Dos rumanos jóvenes entran al Críper y, tras pedir sus cafés, preguntan a la camarera.

-¿Eres rumana?

-No -responde ella-. Soy española.

-Pero tus padres son rumanos, ¿no?

-No. Son de Madrid y de León.

-Pero tus abuelos sí que son rumanos… -insiste uno de ellos.

-No. De Madrid, Toledo y León.

-¿Y tus bisabuelos?

-A tanto, no llego -se encoge de hombros ella.

-Seguro que eran rumanos -dicen los dos, al unísono.

-Lo dudo -es lo único que dice la camarera, que vuelve a sus asuntos.

Los dos rumanos se quedan un rato más, pagan y se marchan.
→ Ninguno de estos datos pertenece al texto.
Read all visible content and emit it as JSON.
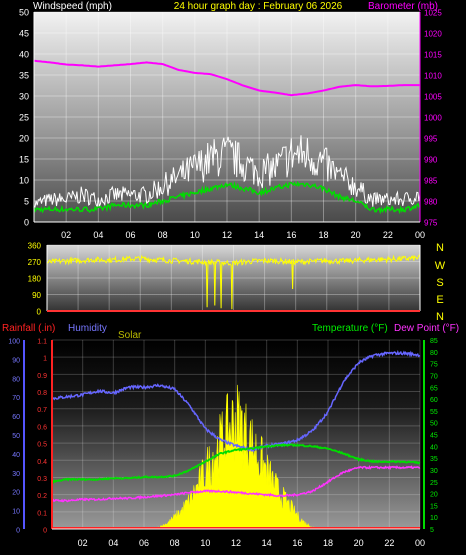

Apenas veinte segundos después de que salgan, entra un señor mayor y otro chico joven, ambos con un fuerte acento del este. Mientras les sirve los cafés, el hombre mayor le pregunta:

-¿Eres rumana? -Ella niega con la cabeza, alucinando-. Pero tienes familia rumana, ¿a que sí?

-No.

-¿Segura?

-Sí.

-Pues pareces rumana -acaba el señor y, al igual que los otros dos, ambos se quedan un rato más, pagan y se marchan. La camarera casi espera que vuelva a entrar otra pareja de rumanos para interrogarla por sus antepasados, pero el resto de su turno la cosa está tranquila.

Anuncios

Todo de marca

Una mujer entra al Críper y se pide un café. Rebusca en su bolso de marca y va sacando más artículos de marca, sin olvidar susurrarle a la camarera qué modelo es cada cosa y lo caro que es, mientras la joven sonríe y asiente aunque le importe un pimiento: las marcas no le dicen nada y, además, esa mujer es de las que, por mucho que lleven miles de euros puestos, entre ropa y complementos, siguen pareciendo unas chonis.

Por fin saca el teléfono y se pone a charlar un rato. Luego, cuando su interlocutor se cansa de ella, cuelga el teléfono y se vuelve a la camarera. La acecha hasta que puede pillarla por banda y empieza a hablar de que tiene un apartamento precioso y muy caro, con unos muebles de diseño muy caros y unas obras de arte carísimas que son una inversión y que se van a revalorizar.

La camarera, aburrida pero sin escapatoria, sigue escuchando hasta que entra otro cliente y puede por fin librarse. Al ver que su última oyente no parece por la labor de volver por su zona porque ha empezado una conversación en otra parte, pide que le cobre.

-Ay, ¡a que ahora no voy a tener! -rie la mujer.

-Pues tendrás que dejar algo en prenda -responde la camarera. No sabe por qué no le sorprende.

-¡Pero si lo más barato que yo llevo vale veinte veces más de lo que te debo! -protesta, con tono ofendido.

-Si así es, te darás prisa por volver y pagarme el café -dice la camarera. Cuando comprende que habla en serio, la mujer comienza a rebuscar en su bolso, frenética, y por fin encuentra una moneda de dos euros. Se la entrega a la camarera y se marcha aferrando su bolso como si, en cualquier momento, la envidiosa chica que hay tras la barra fuera a robarle alguna de sus preciosas posesiones de marca.